Pacioretty, who tends to score from distance rather than in close despite his six-foot-two, 206-pound frame, said he is trying to adapt his game to the coaches' wish for more puck possession in the attacking zone.
"I'm trying to hold the puck more, trying to create more myself," said Pacioretty. "The chances haven't been there as much as I'd like but this is a completely different way to produce offence and hopefully I'm able to find that.
"But in terms of my game, I feel good. My hands are good. I feel I'm shooting well. I feel like I'm skating well. But the opportunities aren't there. I'll have to look at why, but my game is a lot different now and I have to find ways to create in that environment."
He still leads the team in shots on goal with 121 — 31 more than second-place Brendan Gallagher — and in ice time among forwards at 19:22.
One change is that Alexander Radulov is no longer on his right wing. The Russian, who signed as a free agent with Dallas after only one season in Montreal, produced a ton of attack zone time on his own with his ability hang onto the puck for long stretches.
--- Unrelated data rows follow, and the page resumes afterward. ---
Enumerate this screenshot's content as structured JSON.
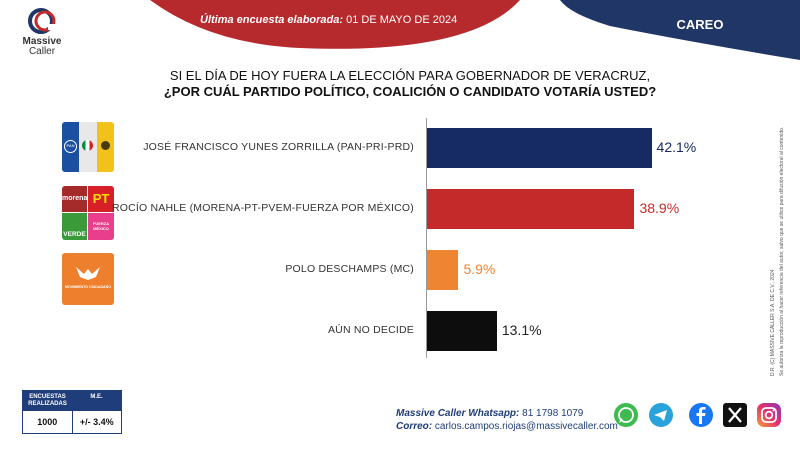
{
  "header": {
    "brand_line1": "Massive",
    "brand_line2": "Caller",
    "survey_label": "Última encuesta elaborada:",
    "survey_date": " 01 DE MAYO DE 2024",
    "section": "CAREO"
  },
  "question": {
    "line1": "SI EL DÍA DE HOY FUERA LA ELECCIÓN PARA GOBERNADOR DE VERACRUZ,",
    "line2": "¿POR CUÁL PARTIDO POLÍTICO, COALICIÓN O CANDIDATO VOTARÍA USTED?"
  },
  "parties": {
    "pan": "PAN",
    "morena": "morena",
    "pt": "PT",
    "verde": "VERDE",
    "pm": "FUERZA MÉXICO",
    "mc": "MOVIMIENTO CIUDADANO"
  },
  "chart_data": {
    "type": "bar",
    "orientation": "horizontal",
    "categories": [
      "JOSÉ FRANCISCO YUNES ZORRILLA (PAN-PRI-PRD)",
      "ROCÍO NAHLE (MORENA-PT-PVEM-FUERZA POR MÉXICO)",
      "POLO DESCHAMPS (MC)",
      "AÚN NO DECIDE"
    ],
    "values": [
      42.1,
      38.9,
      5.9,
      13.1
    ],
    "value_labels": [
      "42.1%",
      "38.9%",
      "5.9%",
      "13.1%"
    ],
    "colors": [
      "#162a63",
      "#c42a2a",
      "#ee8533",
      "#0d0d0d"
    ],
    "label_colors": [
      "#162a63",
      "#c42a2a",
      "#ee8533",
      "#222222"
    ],
    "title": "",
    "xlim": [
      0,
      45
    ],
    "grid": false,
    "legend": "none"
  },
  "margin_table": {
    "col1_header": "ENCUESTAS REALIZADAS",
    "col2_header": "M.E.",
    "surveys": "1000",
    "margin": "+/- 3.4%"
  },
  "contact": {
    "whatsapp_label": "Massive Caller Whatsapp:",
    "whatsapp_number": " 81 1798 1079",
    "email_label": "Correo:",
    "email_value": " carlos.campos.riojas@massivecaller.com"
  },
  "side_notes": {
    "copyright": "D.R. (C) MASSIVE CALLER S.A. DE C.V., 2024",
    "notice": "Se autoriza la reproducción al hacer referencia del autor, salvo que se utilice para difusión electoral al contenido."
  },
  "social_icons": [
    "whatsapp-icon",
    "telegram-icon",
    "facebook-icon",
    "x-icon",
    "instagram-icon"
  ]
}
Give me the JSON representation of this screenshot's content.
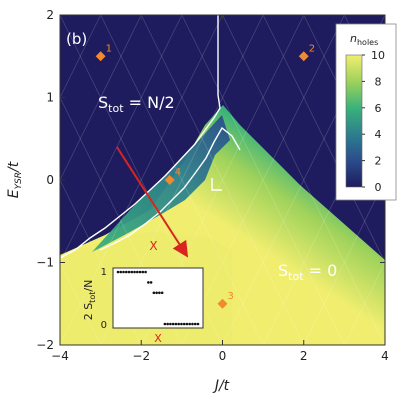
{
  "chart_data": {
    "type": "heatmap",
    "panel_label": "(b)",
    "xlabel": "J/t",
    "ylabel": "E_YSR/t",
    "xlim": [
      -4,
      4
    ],
    "ylim": [
      -2,
      2
    ],
    "x_ticks": [
      -4,
      -2,
      0,
      2,
      4
    ],
    "y_ticks": [
      -2,
      -1,
      0,
      1,
      2
    ],
    "x_tick_labels": [
      "−4",
      "−2",
      "0",
      "2",
      "4"
    ],
    "y_tick_labels": [
      "−2",
      "−1",
      "0",
      "1",
      "2"
    ],
    "colorbar": {
      "title": "n",
      "title_sub": "holes",
      "range": [
        0,
        10
      ],
      "ticks": [
        0,
        2,
        4,
        6,
        8,
        10
      ],
      "colors": [
        "#1e1b5e",
        "#2b4c8c",
        "#2d7f8e",
        "#3ab27a",
        "#9fd25b",
        "#f1ee6f"
      ],
      "placement": "top-right"
    },
    "regions": [
      {
        "label_main": "S",
        "label_sub": "tot",
        "label_rest": " = N/2",
        "value": 0
      },
      {
        "label_main": "S",
        "label_sub": "tot",
        "label_rest": " = 0",
        "value": 10
      }
    ],
    "points": [
      {
        "label": "1",
        "x": -3.0,
        "y": 1.5
      },
      {
        "label": "2",
        "x": 2.0,
        "y": 1.5
      },
      {
        "label": "3",
        "x": 0.0,
        "y": -1.5
      },
      {
        "label": "4",
        "x": -1.3,
        "y": 0.0
      }
    ],
    "arrow": {
      "from": [
        -2.6,
        0.4
      ],
      "to": [
        -0.9,
        -0.9
      ],
      "marker_label": "X",
      "marker_at": [
        -1.7,
        -0.8
      ]
    },
    "inset": {
      "ylabel": "2 S_tot/N",
      "y_ticks": [
        "0",
        "1"
      ],
      "marker_label": "X",
      "values": [
        1,
        1,
        1,
        1,
        1,
        1,
        1,
        1,
        1,
        1,
        1,
        0.8,
        0.8,
        0.6,
        0.6,
        0.6,
        0.6,
        0,
        0,
        0,
        0,
        0,
        0,
        0,
        0,
        0,
        0,
        0,
        0,
        0
      ]
    }
  }
}
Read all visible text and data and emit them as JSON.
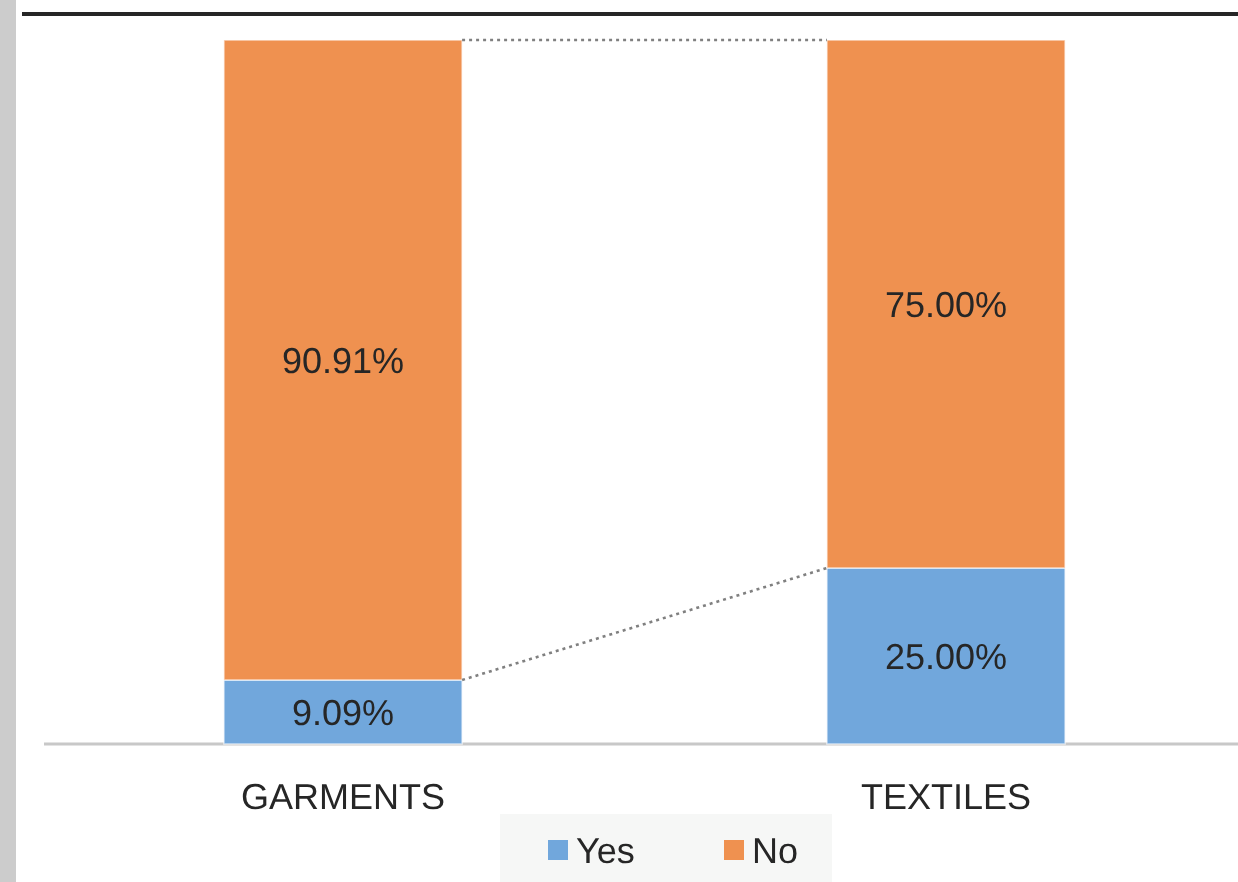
{
  "chart_data": {
    "type": "bar",
    "stacked": true,
    "categories": [
      "GARMENTS",
      "TEXTILES"
    ],
    "series": [
      {
        "name": "Yes",
        "color": "#71a7dc",
        "values": [
          9.09,
          25.0
        ],
        "value_labels": [
          "9.09%",
          "25.00%"
        ]
      },
      {
        "name": "No",
        "color": "#ef9150",
        "values": [
          90.91,
          75.0
        ],
        "value_labels": [
          "90.91%",
          "75.00%"
        ]
      }
    ],
    "legend": "bottom"
  }
}
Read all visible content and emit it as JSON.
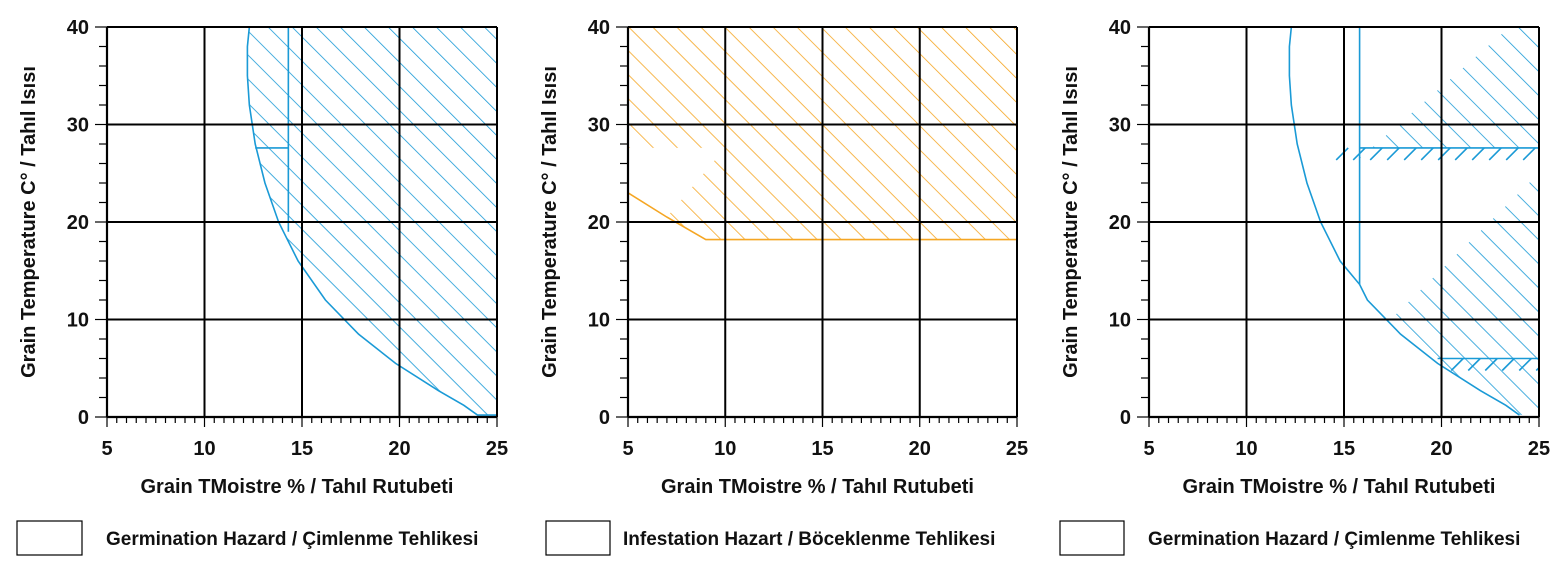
{
  "chart_data": [
    {
      "type": "area",
      "title": "",
      "xlabel": "Grain TMoistre % / Tahıl Rutubeti",
      "ylabel": "Grain Temperature C° / Tahıl Isısı",
      "xlim": [
        5,
        25
      ],
      "ylim": [
        0,
        40
      ],
      "x_ticks": [
        5,
        10,
        15,
        20,
        25
      ],
      "y_ticks": [
        0,
        10,
        20,
        30,
        40
      ],
      "grid": true,
      "hatch_color": "#1a9ad6",
      "legend": "Germination Hazard / Çimlenme Tehlikesi",
      "regions": [
        {
          "name": "germination-hazard",
          "boundary": [
            [
              12.3,
              40
            ],
            [
              12.2,
              38
            ],
            [
              12.2,
              35
            ],
            [
              12.3,
              32
            ],
            [
              12.6,
              28
            ],
            [
              13.1,
              24
            ],
            [
              13.8,
              20
            ],
            [
              14.8,
              16
            ],
            [
              16.2,
              12
            ],
            [
              17.9,
              8.5
            ],
            [
              19.8,
              5.5
            ],
            [
              22,
              2.7
            ],
            [
              23.3,
              1.2
            ],
            [
              24,
              0.2
            ],
            [
              25,
              0.2
            ],
            [
              25,
              40
            ]
          ]
        }
      ],
      "lines": [
        {
          "name": "moisture-14-line",
          "points": [
            [
              14.3,
              40
            ],
            [
              14.3,
              19
            ]
          ]
        },
        {
          "name": "temp-27-5-line",
          "points": [
            [
              12.6,
              27.6
            ],
            [
              14.3,
              27.6
            ]
          ]
        }
      ]
    },
    {
      "type": "area",
      "title": "",
      "xlabel": "Grain TMoistre % / Tahıl Rutubeti",
      "ylabel": "Grain Temperature C° / Tahıl Isısı",
      "xlim": [
        5,
        25
      ],
      "ylim": [
        0,
        40
      ],
      "x_ticks": [
        5,
        10,
        15,
        20,
        25
      ],
      "y_ticks": [
        0,
        10,
        20,
        30,
        40
      ],
      "grid": true,
      "hatch_color": "#f5a623",
      "legend": "Infestation Hazart / Böceklenme Tehlikesi",
      "regions": [
        {
          "name": "infestation-upper",
          "boundary": [
            [
              5,
              27.6
            ],
            [
              5,
              40
            ],
            [
              25,
              40
            ],
            [
              25,
              27.6
            ]
          ]
        },
        {
          "name": "infestation-lower",
          "boundary": [
            [
              7,
              20.5
            ],
            [
              9,
              18.2
            ],
            [
              25,
              18.2
            ],
            [
              25,
              27.6
            ],
            [
              10,
              27.6
            ]
          ]
        }
      ],
      "lines": [
        {
          "name": "infestation-boundary",
          "points": [
            [
              5,
              23
            ],
            [
              7,
              20.5
            ],
            [
              9,
              18.2
            ],
            [
              25,
              18.2
            ]
          ]
        }
      ]
    },
    {
      "type": "area",
      "title": "",
      "xlabel": "Grain TMoistre % / Tahıl Rutubeti",
      "ylabel": "Grain Temperature C° / Tahıl Isısı",
      "xlim": [
        5,
        25
      ],
      "ylim": [
        0,
        40
      ],
      "x_ticks": [
        5,
        10,
        15,
        20,
        25
      ],
      "y_ticks": [
        0,
        10,
        20,
        30,
        40
      ],
      "grid": true,
      "hatch_color": "#1a9ad6",
      "legend": "Germination Hazard / Çimlenme Tehlikesi",
      "regions": [
        {
          "name": "hazard-upper",
          "boundary": [
            [
              15.8,
              26.5
            ],
            [
              15.8,
              27.6
            ],
            [
              25.0,
              27.6
            ],
            [
              25.0,
              40
            ],
            [
              23.5,
              40
            ]
          ]
        },
        {
          "name": "hazard-lower",
          "boundary": [
            [
              17.4,
              10
            ],
            [
              19.8,
              5.5
            ],
            [
              22,
              2.7
            ],
            [
              23.3,
              1.2
            ],
            [
              24,
              0.2
            ],
            [
              25,
              0.2
            ],
            [
              25,
              25
            ]
          ]
        }
      ],
      "lines": [
        {
          "name": "germination-curve",
          "points": [
            [
              12.3,
              40
            ],
            [
              12.2,
              38
            ],
            [
              12.2,
              35
            ],
            [
              12.3,
              32
            ],
            [
              12.6,
              28
            ],
            [
              13.1,
              24
            ],
            [
              13.8,
              20
            ],
            [
              14.8,
              16
            ],
            [
              15.8,
              13.6
            ],
            [
              16.2,
              12
            ],
            [
              17.9,
              8.5
            ],
            [
              19.8,
              5.5
            ],
            [
              22,
              2.7
            ],
            [
              23.3,
              1.2
            ],
            [
              24,
              0.2
            ]
          ]
        },
        {
          "name": "moisture-16-line",
          "points": [
            [
              15.8,
              40
            ],
            [
              15.8,
              13.6
            ]
          ]
        },
        {
          "name": "temp-27-5-line",
          "points": [
            [
              15.8,
              27.6
            ],
            [
              25,
              27.6
            ]
          ]
        },
        {
          "name": "temp-6-line",
          "points": [
            [
              19.8,
              6
            ],
            [
              25,
              6
            ]
          ]
        }
      ],
      "edge_hatches": [
        {
          "name": "upper-edge-hatch",
          "x_from": 14.6,
          "x_to": 25,
          "y": 27.6
        },
        {
          "name": "lower-edge-hatch",
          "x_from": 20.5,
          "x_to": 25,
          "y": 6
        }
      ]
    }
  ],
  "legends": [
    {
      "label": "Germination Hazard / Çimlenme Tehlikesi"
    },
    {
      "label": "Infestation Hazart / Böceklenme Tehlikesi"
    },
    {
      "label": "Germination Hazard / Çimlenme Tehlikesi"
    }
  ]
}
Andrew Shaw is the new right-winger on the line with Pacioretty and centre Phillip Danault. The unit was formed after an earlier bid to find chemistry between Pacioretty and playmaker Jonathan Drouin fizzled.
"Last year I'd get it and I knew exactly what I wanted to do with it — I wanted to get it to 47 (Radulov) and try to find space," he said. "Now I want to hold the puck and create more offensive zone time.
"It's a dimension to my game I've never really had. Hopefully I can find some offence through that."
Pacioretty, who has one more season left on a salary cap-friendly hit of US $4.5 million per season, broke through with 33 goals in 2011-12 and had 15 in 44 games of the lockout-shortened 2012-13 campaign. Since then he has scored 39, 37, 30 and 35 goals.
Julien said there is a chance that Drouin will return against Calgary. He missed two games with a lower body injury and was out for Tuesday's game with an illness.